Venezuela era, hasta 1998, un país que, habiendo superado en gran medida las enormes trabas que presenta el intrincado tránsito del subdesarrollo al desarrollo sustentable, por la acción seria y responsable de quienes venían gobernándola, se ubicaba, muy sólida, en los primeros lugres. Recordarlo es necesario, para desmontar la gigantesca mentira comunista, de hacer creer a los incautos que por ahí todavía quedan, la de que aquí no había nada por lo que la revolución tuvo que empezar a construirlo todo.

¿Crear un hombre nuevo? Sí, crearon uno debilitado por el hambre que ahora está pasando y las enfermedades, que el eficiente sistema de salud de la democracia había erradicado, pero la desidia roja las dejó reaparecer, el paludismo, por ejemplo; disminuido también en sus derechos a una vida mejor; en la práctica obligado a decirle sí al partido del gobierno para poder recibir una bolsa de comida cada vez más pobre en cantidad, calidad y calorías.

¿Qué el imperialismo estadounidense es el gran culpable de la debacle social y económica que tanto daño nos produce?
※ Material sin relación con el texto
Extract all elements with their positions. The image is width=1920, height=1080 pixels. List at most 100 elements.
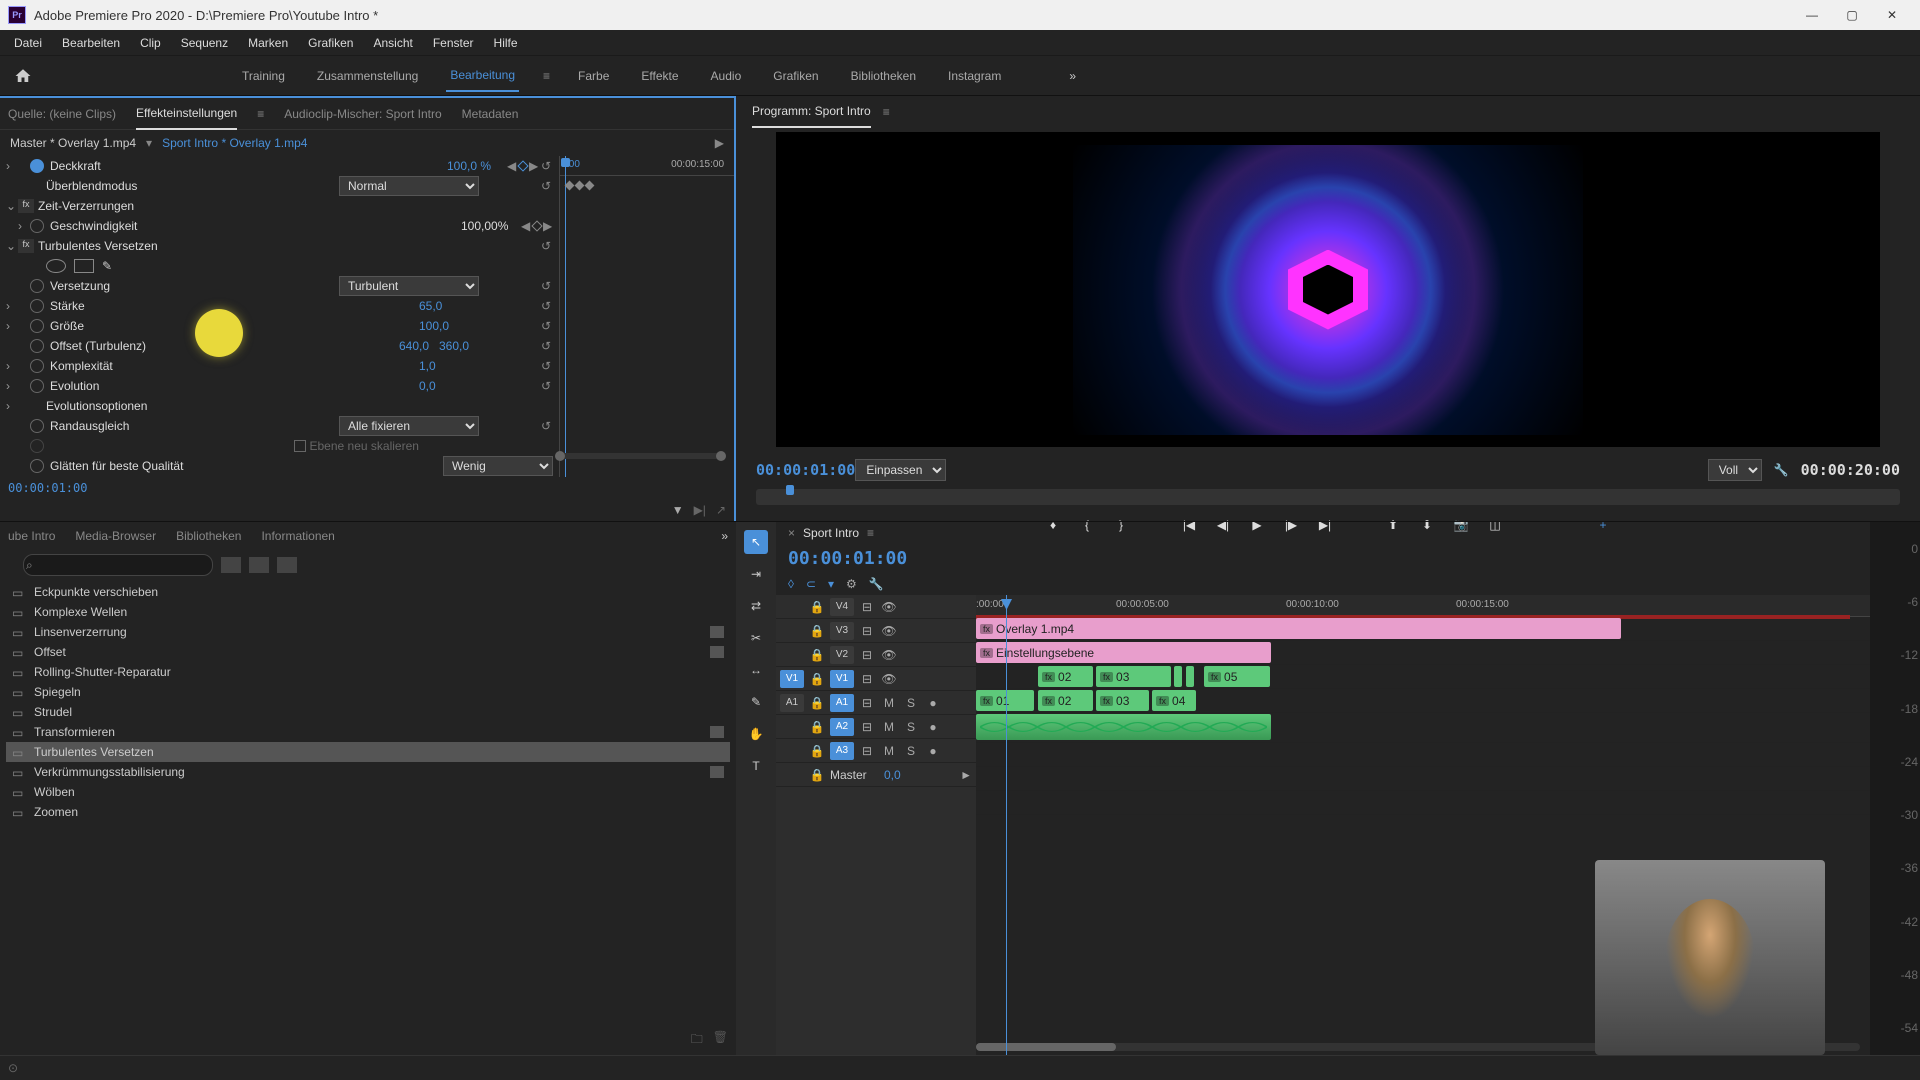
track-v4-label[interactable]: V4 [830,598,854,616]
keyframe-icon[interactable] [575,181,585,191]
ws-training[interactable]: Training [238,61,289,91]
master-value[interactable]: 0,0 [884,768,901,782]
twirl-icon[interactable]: ⌄ [6,239,18,253]
sync-lock-icon[interactable]: ⊟ [858,646,876,664]
ws-farbe[interactable]: Farbe [574,61,613,91]
selection-tool-icon[interactable]: ↖ [744,530,768,554]
effect-item[interactable]: ▭Spiegeln [6,682,730,702]
stopwatch-icon[interactable] [30,299,44,313]
reset-icon[interactable]: ↺ [539,299,553,313]
expand-icon[interactable]: ► [960,768,972,782]
effect-timecode[interactable]: 00:00:01:00 [0,477,734,499]
reset-icon[interactable]: ↺ [539,419,553,433]
clip-overlay[interactable]: fxOverlay 1.mp4 [976,618,1621,639]
track-v2-label[interactable]: V2 [830,646,854,664]
clip-v2-03[interactable]: fx03 [1096,666,1171,687]
opacity-value[interactable]: 100,0 % [447,159,507,173]
quality-select[interactable]: Voll [1708,459,1762,481]
effect-item[interactable]: ▭Offset [6,642,730,662]
stopwatch-icon[interactable] [30,159,44,173]
lock-icon[interactable]: 🔒 [808,598,826,616]
lock-icon[interactable]: 🔒 [808,742,826,760]
eye-icon[interactable]: 👁 [880,670,898,688]
twirl-icon[interactable]: › [6,159,18,173]
antialias-select[interactable]: Wenig [443,456,553,476]
lock-icon[interactable]: 🔒 [808,646,826,664]
stopwatch-icon[interactable] [30,359,44,373]
program-in-timecode[interactable]: 00:00:01:00 [756,461,855,479]
solo-icon[interactable]: S [902,742,920,760]
reset-icon[interactable]: ↺ [539,279,553,293]
play-icon[interactable]: ▶ [715,136,724,150]
overflow-icon[interactable]: » [721,529,728,543]
razor-tool-icon[interactable]: ✂ [744,626,768,650]
type-tool-icon[interactable]: T [744,754,768,778]
evolution-value[interactable]: 0,0 [419,379,479,393]
effect-item[interactable]: ▭Linsenverzerrung [6,622,730,642]
sync-lock-icon[interactable]: ⊟ [858,670,876,688]
clip-v1-02[interactable]: fx02 [1038,690,1093,711]
ws-bibliotheken[interactable]: Bibliotheken [847,61,920,91]
source-a1-label[interactable]: A1 [780,694,804,712]
track-select-tool-icon[interactable]: ⇥ [744,562,768,586]
track-a2-label[interactable]: A2 [830,718,854,736]
twirl-icon[interactable]: › [6,319,18,333]
prev-kf-icon[interactable]: ◀ [507,159,517,173]
stopwatch-icon[interactable] [30,319,44,333]
tab-menu-icon[interactable]: ≡ [257,107,264,121]
lock-icon[interactable]: 🔒 [808,670,826,688]
settings-icon[interactable]: ⚙ [846,577,857,591]
ellipse-mask-icon[interactable] [46,259,66,273]
clip-audio[interactable] [976,714,1271,740]
snap-icon[interactable]: ◊ [788,577,794,591]
minimize-button[interactable]: — [1792,0,1832,30]
badge-yuv-icon[interactable] [277,557,297,573]
ws-grafiken[interactable]: Grafiken [769,61,822,91]
twirl-icon[interactable]: › [6,359,18,373]
solo-icon[interactable]: S [902,718,920,736]
mute-icon[interactable]: M [880,694,898,712]
record-icon[interactable]: ● [924,718,942,736]
effect-item[interactable]: ▭Eckpunkte verschieben [6,582,730,602]
track-v1-row[interactable]: fx01 fx02 fx03 fx04 [976,689,1870,713]
effect-timeline[interactable]: :00 00:00:15:00 [559,156,734,477]
sync-lock-icon[interactable]: ⊟ [858,718,876,736]
program-scrubber[interactable] [756,489,1900,505]
reset-icon[interactable]: ↺ [539,319,553,333]
solo-icon[interactable]: S [902,694,920,712]
timeline-playhead[interactable] [1006,595,1007,1055]
stopwatch-icon[interactable] [30,379,44,393]
trash-icon[interactable]: 🗑 [713,1030,728,1051]
tab-audio-mixer[interactable]: Audioclip-Mischer: Sport Intro [284,99,441,129]
ws-effekte[interactable]: Effekte [637,61,682,91]
scroll-thumb[interactable] [976,1043,1116,1051]
marker-icon[interactable]: ▾ [828,577,834,591]
sync-lock-icon[interactable]: ⊟ [858,598,876,616]
tab-project[interactable]: ube Intro [8,521,55,551]
close-seq-icon[interactable]: × [788,526,795,540]
lock-icon[interactable]: 🔒 [808,718,826,736]
sync-lock-icon[interactable]: ⊟ [858,694,876,712]
ws-zusammenstellung[interactable]: Zusammenstellung [313,61,422,91]
add-kf-icon[interactable] [531,220,542,231]
reset-icon[interactable]: ↺ [539,239,553,253]
linked-sel-icon[interactable]: ⊂ [806,577,816,591]
effect-item[interactable]: ▭Transformieren [6,722,730,742]
mute-icon[interactable]: M [880,718,898,736]
badge-32-icon[interactable] [249,557,269,573]
clip-adjustment[interactable]: fxEinstellungsebene [976,642,1271,663]
track-master-header[interactable]: 🔒 Master 0,0 ► [776,763,976,787]
reset-icon[interactable]: ↺ [539,159,553,173]
stopwatch-icon[interactable] [30,279,44,293]
track-v3-row[interactable]: fxEinstellungsebene [976,641,1870,665]
stopwatch-icon[interactable] [30,339,44,353]
reset-icon[interactable]: ↺ [539,179,553,193]
menu-grafiken[interactable]: Grafiken [298,32,363,54]
close-button[interactable]: ✕ [1872,0,1912,30]
track-a3-header[interactable]: 🔒 A3 ⊟ M S ● [776,739,976,763]
tab-info[interactable]: Informationen [261,521,334,551]
twirl-icon[interactable]: › [6,399,18,413]
twirl-icon[interactable]: ⌄ [6,199,18,213]
clip-v2-gap2[interactable] [1186,666,1194,687]
mute-icon[interactable]: M [880,742,898,760]
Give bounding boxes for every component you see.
Los especialistas lo desmienten.

La crisis fue originada por la incapacidad de los que llegaron, por los votos que les facilitó obtener la democracia, afortunadamente, porque lo que pretendían era llegar a punta de bala a Miraflores. Las sanciones impuestas al liderazgo gobernante obedecieron, según lo afirma el gobierno de los EE.UU, al cometimiento de variados delitos, muy posteriores al estallido propiamente dicho de la crisis; y cuando se aplicó el bloqueo en todo sentido, la ausencia de una eficaz red de servicios públicos era notoria.
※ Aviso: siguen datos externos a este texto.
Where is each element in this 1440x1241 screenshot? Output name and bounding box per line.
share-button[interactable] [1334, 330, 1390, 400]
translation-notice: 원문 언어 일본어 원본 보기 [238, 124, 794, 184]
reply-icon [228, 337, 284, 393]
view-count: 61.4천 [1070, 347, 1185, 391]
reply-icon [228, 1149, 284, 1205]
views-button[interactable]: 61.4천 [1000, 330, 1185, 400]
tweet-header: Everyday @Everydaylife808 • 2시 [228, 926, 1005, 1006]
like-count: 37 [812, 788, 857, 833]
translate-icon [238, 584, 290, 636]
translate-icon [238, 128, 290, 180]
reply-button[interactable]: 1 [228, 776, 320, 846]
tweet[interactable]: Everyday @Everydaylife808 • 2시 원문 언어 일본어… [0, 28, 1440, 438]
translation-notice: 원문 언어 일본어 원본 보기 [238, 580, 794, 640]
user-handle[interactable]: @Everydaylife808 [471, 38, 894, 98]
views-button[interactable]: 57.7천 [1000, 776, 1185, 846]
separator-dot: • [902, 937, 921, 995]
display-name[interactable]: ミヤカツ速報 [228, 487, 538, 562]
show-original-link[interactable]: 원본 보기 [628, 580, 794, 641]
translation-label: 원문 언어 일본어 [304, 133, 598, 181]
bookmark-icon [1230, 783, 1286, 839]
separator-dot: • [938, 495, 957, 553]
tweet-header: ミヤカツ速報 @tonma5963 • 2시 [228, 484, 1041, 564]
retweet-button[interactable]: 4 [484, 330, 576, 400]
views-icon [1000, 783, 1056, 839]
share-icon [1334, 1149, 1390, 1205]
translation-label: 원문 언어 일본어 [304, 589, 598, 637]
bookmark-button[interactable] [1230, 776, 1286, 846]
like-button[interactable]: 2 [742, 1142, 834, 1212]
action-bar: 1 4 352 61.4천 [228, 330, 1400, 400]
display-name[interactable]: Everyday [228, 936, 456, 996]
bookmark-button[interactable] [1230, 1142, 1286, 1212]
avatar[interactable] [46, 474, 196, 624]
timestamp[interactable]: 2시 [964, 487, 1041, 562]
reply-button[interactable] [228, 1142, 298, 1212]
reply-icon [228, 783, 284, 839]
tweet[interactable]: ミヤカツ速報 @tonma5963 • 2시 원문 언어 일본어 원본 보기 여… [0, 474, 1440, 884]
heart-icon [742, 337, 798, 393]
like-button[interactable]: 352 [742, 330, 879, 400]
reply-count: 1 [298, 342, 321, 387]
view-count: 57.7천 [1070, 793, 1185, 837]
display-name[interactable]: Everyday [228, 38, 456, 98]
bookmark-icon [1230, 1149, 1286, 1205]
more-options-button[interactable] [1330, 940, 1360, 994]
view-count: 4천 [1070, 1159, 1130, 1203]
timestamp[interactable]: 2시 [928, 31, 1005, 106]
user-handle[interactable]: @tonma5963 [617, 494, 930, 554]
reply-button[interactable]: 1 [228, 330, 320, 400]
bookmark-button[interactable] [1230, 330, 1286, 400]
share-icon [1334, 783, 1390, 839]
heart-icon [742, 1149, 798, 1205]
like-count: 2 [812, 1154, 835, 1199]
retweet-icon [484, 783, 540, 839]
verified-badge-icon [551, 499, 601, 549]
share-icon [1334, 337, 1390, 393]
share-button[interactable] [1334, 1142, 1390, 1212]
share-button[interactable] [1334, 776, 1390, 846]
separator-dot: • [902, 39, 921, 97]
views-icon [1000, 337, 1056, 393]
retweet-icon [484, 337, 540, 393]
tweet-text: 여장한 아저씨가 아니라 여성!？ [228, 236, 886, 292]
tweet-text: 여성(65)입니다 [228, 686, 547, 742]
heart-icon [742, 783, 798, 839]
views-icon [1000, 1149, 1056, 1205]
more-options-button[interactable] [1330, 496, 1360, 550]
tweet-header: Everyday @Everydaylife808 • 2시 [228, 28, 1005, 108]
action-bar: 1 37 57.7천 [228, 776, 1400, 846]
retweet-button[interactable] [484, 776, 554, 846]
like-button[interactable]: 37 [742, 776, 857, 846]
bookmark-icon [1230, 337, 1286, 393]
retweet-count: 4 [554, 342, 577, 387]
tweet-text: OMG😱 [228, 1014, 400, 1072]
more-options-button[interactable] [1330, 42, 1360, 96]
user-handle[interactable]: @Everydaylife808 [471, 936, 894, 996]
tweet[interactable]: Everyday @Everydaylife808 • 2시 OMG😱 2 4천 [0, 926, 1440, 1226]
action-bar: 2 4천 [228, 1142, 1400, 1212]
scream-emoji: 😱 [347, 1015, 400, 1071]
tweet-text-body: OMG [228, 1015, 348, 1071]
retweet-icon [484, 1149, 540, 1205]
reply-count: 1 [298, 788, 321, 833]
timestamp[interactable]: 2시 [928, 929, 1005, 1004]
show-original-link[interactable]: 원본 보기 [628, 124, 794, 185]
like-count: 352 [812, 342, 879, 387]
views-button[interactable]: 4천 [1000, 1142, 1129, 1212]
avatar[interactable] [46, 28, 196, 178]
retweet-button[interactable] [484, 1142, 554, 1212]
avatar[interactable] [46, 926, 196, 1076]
La falta de mantenimiento, en el caso de la electricidad, a tiempo advertida, no fue escuchada ni menos atendida y los recursos que se dejaron para su proceso, desparecieron. Se culpó, primero, a los zamuros, a los inocentes rabipelaos, a las tímidas iguanas; después a «terroristas» que, a riesgo de su vida, sabotearon las torres y las líneas de trasmisión. Pero, al comprobárseles que todo eran inventos para justificar su irresponsabilidad, terminaron afirmando que la termoeléctrica del Guri fue atacada vía electrónica.
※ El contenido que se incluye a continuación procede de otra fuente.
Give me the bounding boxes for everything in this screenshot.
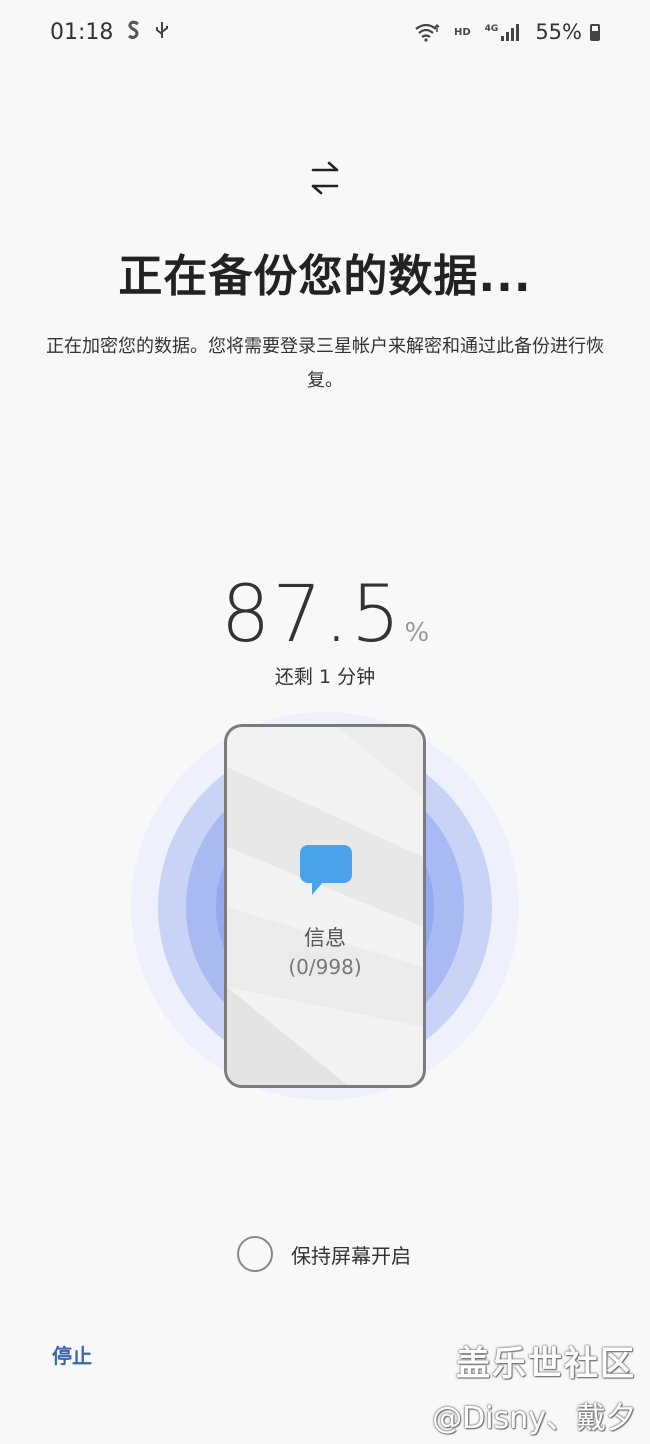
keep-screen-on-checkbox[interactable] — [237, 1236, 273, 1272]
progress-percent: 87.5% — [0, 570, 650, 660]
watermark: 盖乐世社区 @Disny、戴夕 — [432, 1336, 636, 1437]
transfer-arrows-icon — [311, 161, 339, 195]
status-right: HD 4G 55% — [414, 20, 600, 44]
status-time: 01:18 — [50, 19, 114, 45]
s-icon — [127, 20, 141, 45]
stop-button[interactable]: 停止 — [52, 1340, 92, 1369]
page-description: 正在加密您的数据。您将需要登录三星帐户来解密和通过此备份进行恢复。 — [46, 336, 604, 391]
keep-screen-on-label: 保持屏幕开启 — [291, 1243, 411, 1268]
watermark-line1: 盖乐世社区 — [456, 1344, 636, 1384]
status-bar: 01:18 HD 4G 55% — [0, 0, 650, 64]
hd-label: HD — [453, 26, 471, 38]
usb-icon — [155, 20, 169, 45]
signal-group: 4G — [485, 22, 522, 42]
signal-icon — [501, 24, 520, 41]
battery-icon — [590, 23, 600, 41]
current-item-label: 信息 — [304, 926, 346, 950]
current-item-count: (0/998) — [288, 955, 362, 979]
page-title: 正在备份您的数据... — [118, 251, 532, 302]
battery-percent: 55% — [535, 20, 582, 44]
phone-illustration: 信息 (0/998) — [224, 724, 426, 1088]
backup-illustration: 信息 (0/998) — [0, 700, 650, 1120]
progress-value: 87.5 — [220, 570, 403, 660]
watermark-line2: @Disny、戴夕 — [432, 1401, 636, 1436]
status-left: 01:18 — [50, 20, 169, 45]
wifi-icon — [415, 23, 440, 42]
network-type-label: 4G — [484, 24, 499, 34]
phone-screen-facets — [227, 727, 423, 1085]
message-icon — [300, 845, 352, 895]
keep-screen-on-option[interactable]: 保持屏幕开启 — [237, 1236, 411, 1272]
progress-unit: % — [404, 618, 430, 648]
time-remaining: 还剩 1 分钟 — [274, 666, 376, 688]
En materia del suministro de agua potable de tierra firme a Nueva Esparta, la historia es igualmente conocida. La democracia cumplió. Clavellinos y El Turumiquire funcionaron a plenitud desde su puesta en servicio hasta 1999. Desde entonces a la fecha la revolución, incumplió lo que le correspondía como tarea: el mantenimiento integral de ambos sistemas, dejando al garete su responsabilidad, ocupada, apenas, como sigue estando, en atrincherarse en el poder, con la enfermiza pretensión de implantar finalmente el comunismo.